E Estado aparece como creador y garantizador de la existencia familiar, cuando desde siempre ha sido uno de sus principales enemigos.
A José Augusto Domínguez y Pilar González Gomis en el mes en que establecen una nueva familia
El poder político y las distintas formas de familia han estado siempre íntimamente ligados, bien sea porque la forma de familia, como el clan, por ejemplo, condicione la forma del poder político, bien al revés porque sea el Estado el que influya o condicione las formas familiares, o incluso las defina. En el primer caso la fortaleza relativa de la familia se impone a la del poder y en el segundo caso lo que se manifiesta es la capacidad de este de conformar las relaciones sociales. Al igual que acontece con los Estados, definir qué es o no una familia no es cuestión fácil, pues estas han variado enormemente a lo largo del tiempo y del espacio, hasta el punto de que no es difícil encontrar precedentes históricos de cualquiera de sus formas, incluso de aquellas que en la modernidad pretendemos haber inventado. De hecho, no se ha impuesto de forma total ninguna de las formas que coexisten. Dependiendo del tiempo y el lugar se ha optado por unas u otras formas de familia y algunas han logrado una mayor expansión que otras como, por ejemplo, la familia nuclear propia de Occidente o la poligínica propia de culturas islámicas. Otras como la poliándrica, como se da aún en el Nepal, o la familia extensa patriarcal (tal como se describe por ejemplo al referirse a los patriarcas bíblicos), bien no se han extendido tanto bien están en claro retroceso. E incluso las formas familiares más comunes han experimentado grandes mutaciones internas, pues la familia nuclear se ha reducido mucho en lo que respecta al número de miembros, o en la poligínica se ha circunscrito el número de esposas, con lo que están casi desaparecidos los grandes gineceos propios de califas, pachás y marajás de tiempos antiguos. La idea de familia que aquí se maneja es por lo tanto la de una institución que agrupa a personas de forma estable conviviendo en un mismo espacio y con vocación de permanencia. Normalmente incluye, aunque no siempre, varias generaciones, parentescos de sangre y suele incluir algún tipo de ritual explícito para instituirse. Es una definición muy amplia adrede, pues no soy quién para establecer cuándo y cómo una unión humana es o no una familia, pues esta incorpora un elemento muy importante de subjetividad, solo la persona sabe o siente si pertenece o no a determinada unidad familiar.

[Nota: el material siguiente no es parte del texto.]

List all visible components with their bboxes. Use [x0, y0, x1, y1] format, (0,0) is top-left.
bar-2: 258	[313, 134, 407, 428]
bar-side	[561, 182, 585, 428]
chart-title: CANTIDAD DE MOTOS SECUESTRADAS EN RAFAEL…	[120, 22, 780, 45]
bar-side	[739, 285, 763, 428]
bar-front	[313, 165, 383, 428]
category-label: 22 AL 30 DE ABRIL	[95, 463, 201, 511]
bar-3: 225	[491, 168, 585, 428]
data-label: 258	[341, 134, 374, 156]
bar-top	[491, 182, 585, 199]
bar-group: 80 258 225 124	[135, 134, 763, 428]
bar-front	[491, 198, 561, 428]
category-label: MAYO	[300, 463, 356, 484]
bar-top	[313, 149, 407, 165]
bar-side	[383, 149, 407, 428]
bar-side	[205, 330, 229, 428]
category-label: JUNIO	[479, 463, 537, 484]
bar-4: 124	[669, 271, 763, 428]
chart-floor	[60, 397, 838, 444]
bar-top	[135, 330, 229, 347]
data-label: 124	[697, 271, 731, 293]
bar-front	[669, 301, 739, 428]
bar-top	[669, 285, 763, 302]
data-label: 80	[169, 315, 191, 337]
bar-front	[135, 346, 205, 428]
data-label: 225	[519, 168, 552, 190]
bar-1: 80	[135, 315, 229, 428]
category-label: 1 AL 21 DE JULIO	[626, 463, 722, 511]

No ha existido nunca una única forma de familia, pero siempre han existido familias como unidades sociales básicas y como una de las fuentes de lealtad del ser humano. A pesar de que no siempre han sido idílicas, ni lo son, y de que han sido origen de innumerables conflictos y abusos, han constituido una fuente de ayuda mutua entre generaciones, facilitando crianza y apoyo a los más débiles. Cristopher Lasch en su libro Refugio en un mundo despiadado describe muy bien las funciones de la familia y los cambios que está experimentando. Y estos no derivan tanto de los propios cambios en las costumbres y valores, que como antes apuntamos no hacen más que reproducir, con algunos matices, formas preexistentes, sino de la intervención estatal sobre la misma, que la está desplazando y haciéndole perder su papel como fuente de prestación de servicios y de cuidados. Muchas veces, los defensores de valores conservadores, entre los que me incluyo, centran el debate en la defensa del modelo tradicional occidental de familia frente a la aparición de modelos supuestamente disruptivos que se presentan confrontados entre sí, cuando de hecho no lo están. De hecho, como ya apuntamos antes, han coexistido siempre formas distintas, muchas veces con conflicto, pero también muchas veces sin él. El matrimonio monógamo tradicional ha coexistido históricamente, como puede verse por ejemplo en la literatura del Siglo de Oro, con parejas unidas sin papeles, relaciones polígínicas o poliándricas de hecho o uniones homosexuales estables también sin reconocimiento legal, pero estables y con rasgos plenamente familiares. No eran legales, pero existían y podían gozar de cierta sanción social, que no legal. Sería interesante conocer cómo se regulaban este tipo de uniones familiares, pero intuyo, aunque pudiera estar equivocado, que existían instituciones de derecho privado o simplemente consuetudinario adecuadas a estas realidades. A su vez, es también muy improbable que aquellos que rechazan la familia tradicional, como muchos de los modernos jóvenes antisistema, decidan formar una familia tradicional por la única razón de que no tengan amparo legal formas alternativas de familia. Simplemente o no formarán familia o lo harán al margen de cualquier institucionalidad, pública o privada.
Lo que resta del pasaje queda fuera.